Oil prices changed little in early trading on Friday, following steep declines in the previous session, as diminishing prospects for a near-term peace arrangement linked to US-Iran talks left traders cautious.
By 0003 GMT, Brent crude futures were at $95.24 a barrel, down $0.21 or 0.22% from the prior close, after having settled 2.84% lower in the previous session. U.S. West Texas Intermediate (WTI) crude was trading at $92.94 a barrel, off $0.10 or 0.11%, following a 3.1% fall on Thursday.
Despite the recent volatility, both benchmark contracts were poised to record their first weekly gain in three weeks. WTI was up more than 6% for the week, a rebound that accompanied renewed fighting in the Middle East even as US-mediated discussions aimed at reducing hostilities involving Iran continued with no clear near-term resolution.
Market participants remain attentive to disruptions around the Strait of Hormuz, through which roughly one-fifth of the world's oil flows. Observers noted that traffic in the waterway remained limited, reinforcing concerns about supplies. Several analysts also highlighted a draw in global oil inventories that, if sustained, could contribute to a pronounced price increase in the third quarter.
Geopolitical developments weighed on sentiment. Hezbollah leader Naim Qassem publicly rejected a US-brokered agreement between Israel and the Lebanese government intended to halt fighting. Separately, Iran has made a ceasefire in Lebanon a formal precondition for any peace deal with Washington, adding complexity to negotiations.
At the same time, U.S. President Donald Trump said he believed progress was being made between Israel and Lebanon and that Lebanon deserved to have peace. But market commentary suggested that such statements have done little to lift sustained optimism. "Any optimism remains heavily clouded by a tangled web of headlines and counter-headlines," said IG market analyst Tony Sycamore.
On fundamentals, OPEC maintained its forecast for oil demand growth at 1.2 million barrels per day for the year, Secretary General Haitham Al Ghais said, signalling the group's view that global consumption growth remains intact despite regional conflict and disruptions at the Strait of Hormuz.

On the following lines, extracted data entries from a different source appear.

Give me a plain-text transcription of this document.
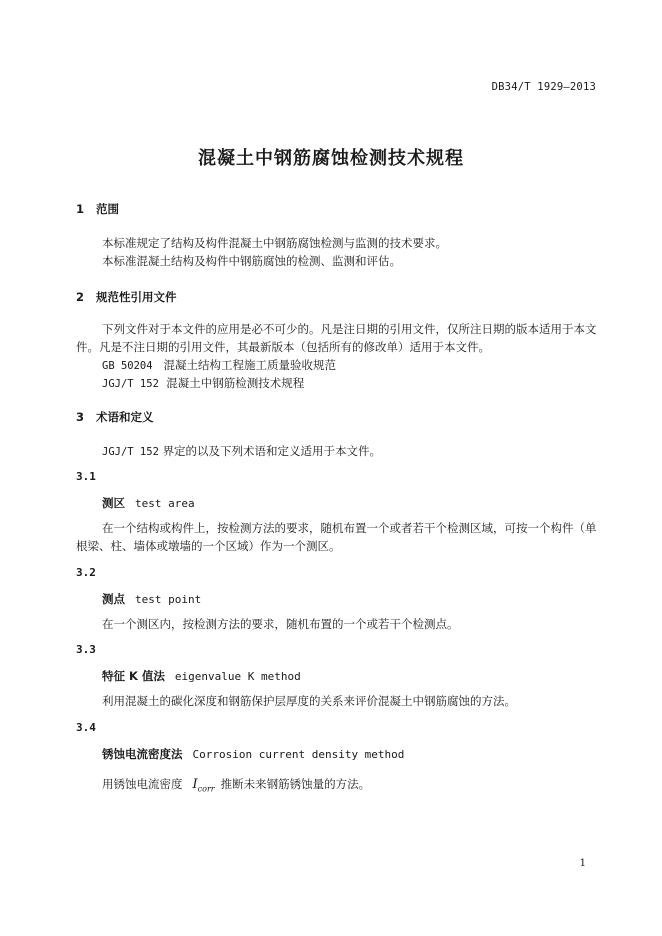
DB34/T 1929—2013
混凝土中钢筋腐蚀检测技术规程
1 范围
本标准规定了结构及构件混凝土中钢筋腐蚀检测与监测的技术要求。
本标准混凝土结构及构件中钢筋腐蚀的检测、监测和评估。
2 规范性引用文件

下列文件对于本文件的应用是必不可少的。凡是注日期的引用文件，仅所注日期的版本适用于本文件。凡是不注日期的引用文件，其最新版本（包括所有的修改单）适用于本文件。

GB 50204 混凝土结构工程施工质量验收规范
JGJ/T 152 混凝土中钢筋检测技术规程
3 术语和定义
JGJ/T 152 界定的以及下列术语和定义适用于本文件。
3.1
测区 test area

在一个结构或构件上，按检测方法的要求，随机布置一个或者若干个检测区域，可按一个构件（单根梁、柱、墙体或墩墙的一个区域）作为一个测区。

3.2
测点 test point

在一个测区内，按检测方法的要求，随机布置的一个或若干个检测点。

3.3
特征 K 值法 eigenvalue K method

利用混凝土的碳化深度和钢筋保护层厚度的关系来评价混凝土中钢筋腐蚀的方法。

3.4
锈蚀电流密度法 Corrosion current density method
用锈蚀电流密度 $I_{corr}$ 推断未来钢筋锈蚀量的方法。
1
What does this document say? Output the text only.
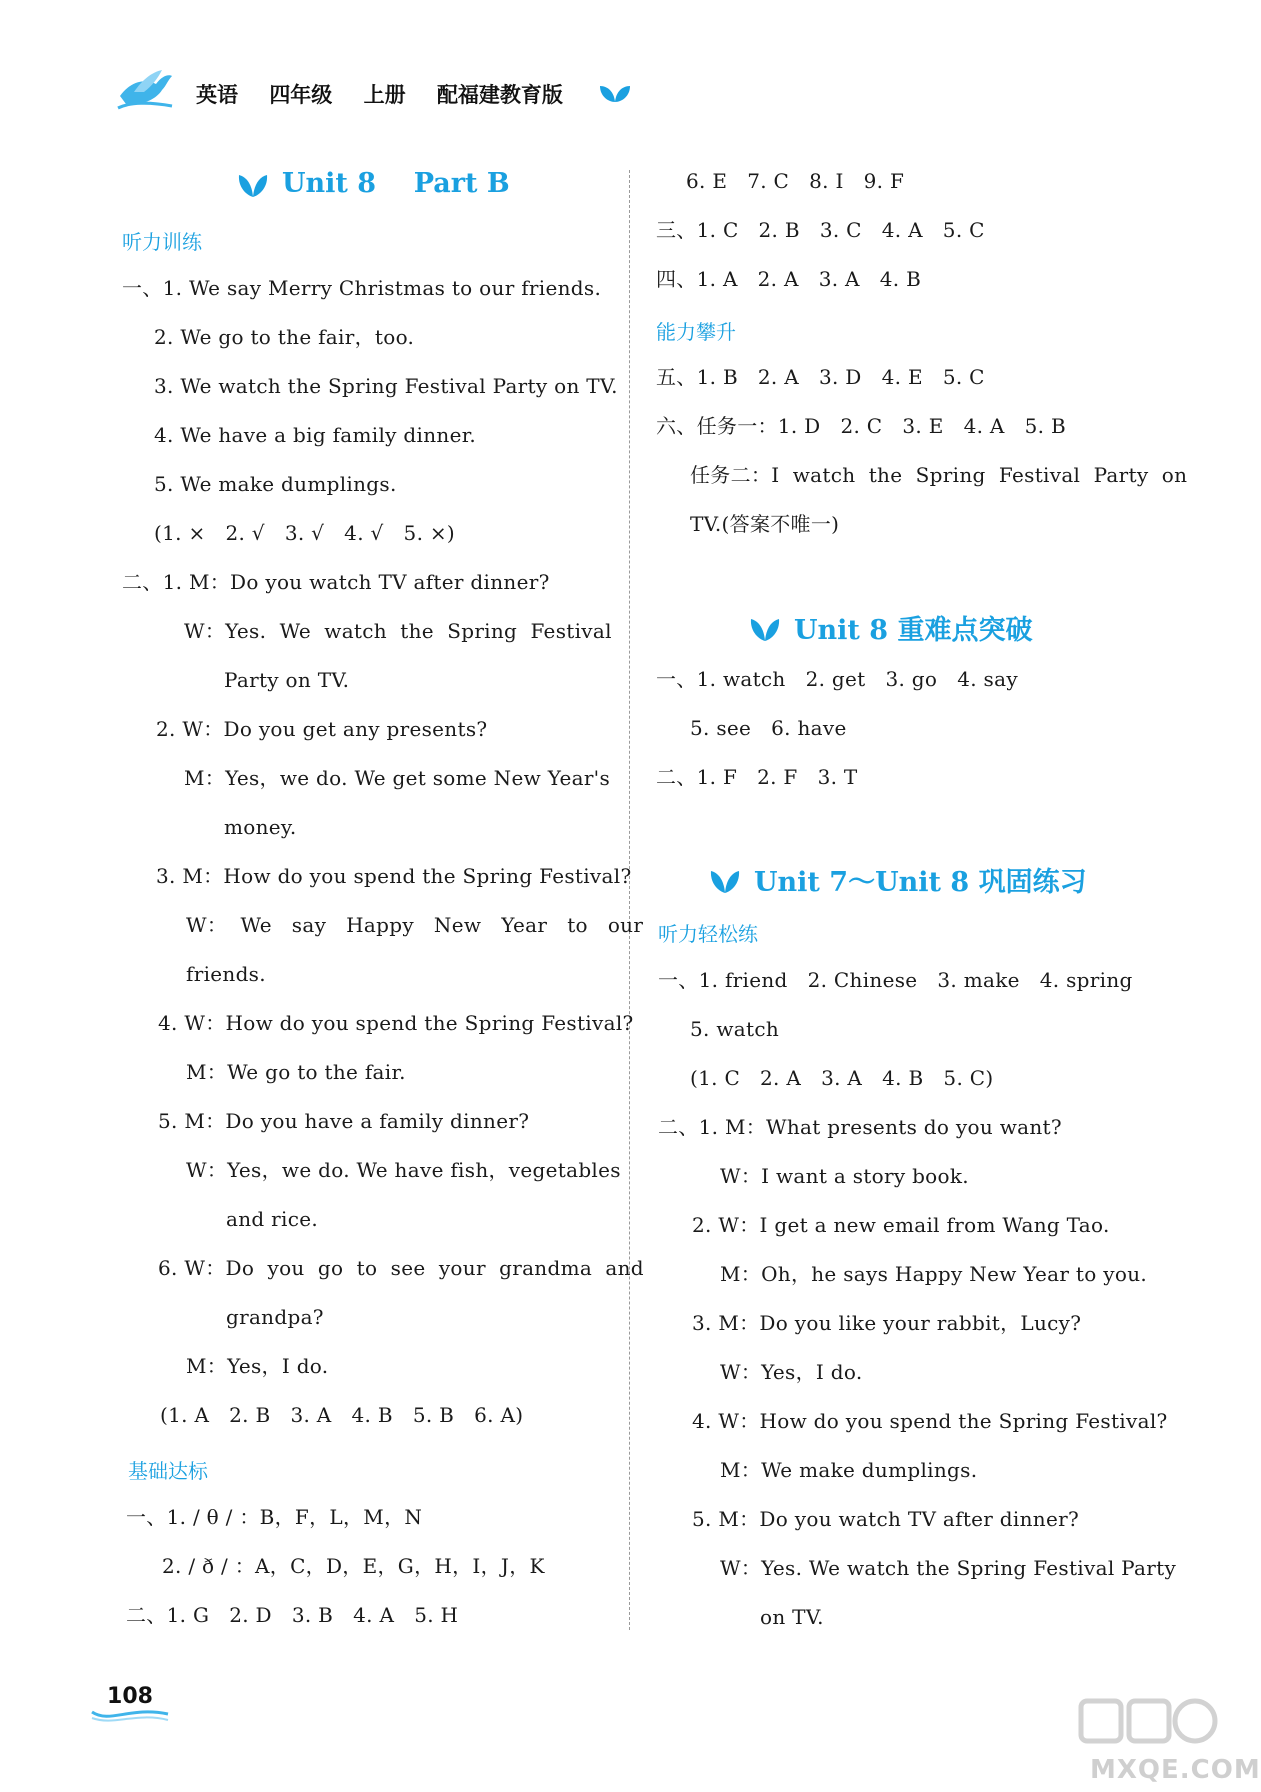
英语 四年级 上册 配福建教育版
Unit 8    Part B
听力训练
一、1. We say Merry Christmas to our friends.
2. We go to the fair，too.
3. We watch the Spring Festival Party on TV.
4. We have a big family dinner.
5. We make dumplings.
(1. ×   2. √   3. √   4. √   5. ×)
二、1. M：Do you watch TV after dinner?
W：Yes.  We  watch  the  Spring  Festival
Party on TV.
2. W：Do you get any presents?
M：Yes，we do. We get some New Year's
money.
3. M：How do you spend the Spring Festival?
W：  We   say   Happy   New   Year   to   our
friends.
4. W：How do you spend the Spring Festival?
M：We go to the fair.
5. M：Do you have a family dinner?
W：Yes，we do. We have fish，vegetables
and rice.
6. W：Do  you  go  to  see  your  grandma  and
grandpa?
M：Yes，I do.
(1. A   2. B   3. A   4. B   5. B   6. A)
基础达标
一、1. / θ / ：B，F，L，M，N
2. / ð / ：A，C，D，E，G，H，I，J，K
二、1. G   2. D   3. B   4. A   5. H
6. E   7. C   8. I   9. F
三、1. C   2. B   3. C   4. A   5. C
四、1. A   2. A   3. A   4. B
能力攀升
五、1. B   2. A   3. D   4. E   5. C
六、任务一：1. D   2. C   3. E   4. A   5. B
任务二：I  watch  the  Spring  Festival  Party  on
TV.(答案不唯一)
Unit 8 重难点突破
一、1. watch   2. get   3. go   4. say
5. see   6. have
二、1. F   2. F   3. T
Unit 7～Unit 8 巩固练习
听力轻松练
一、1. friend   2. Chinese   3. make   4. spring
5. watch
(1. C   2. A   3. A   4. B   5. C)
二、1. M：What presents do you want?
W：I want a story book.
2. W：I get a new email from Wang Tao.
M：Oh，he says Happy New Year to you.
3. M：Do you like your rabbit，Lucy?
W：Yes，I do.
4. W：How do you spend the Spring Festival?
M：We make dumplings.
5. M：Do you watch TV after dinner?
W：Yes. We watch the Spring Festival Party
on TV.
108
MXQE.COM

Shipping data pointed to a significant decline in Iranian oil shipments, with exports falling to their lowest level in six years, mainly attributed to a US naval blockade. Traders also noted that weak demand from China has pressured prices for Iranian barrels in particular.
From a technical standpoint, some market analysts continue to see upside risks for WTI provided the contract remains above trendline support in the low $80s. That view suggests price direction will be influenced by both technical levels and the evolving supply-demand backdrop tied to geopolitical developments and inventory trends.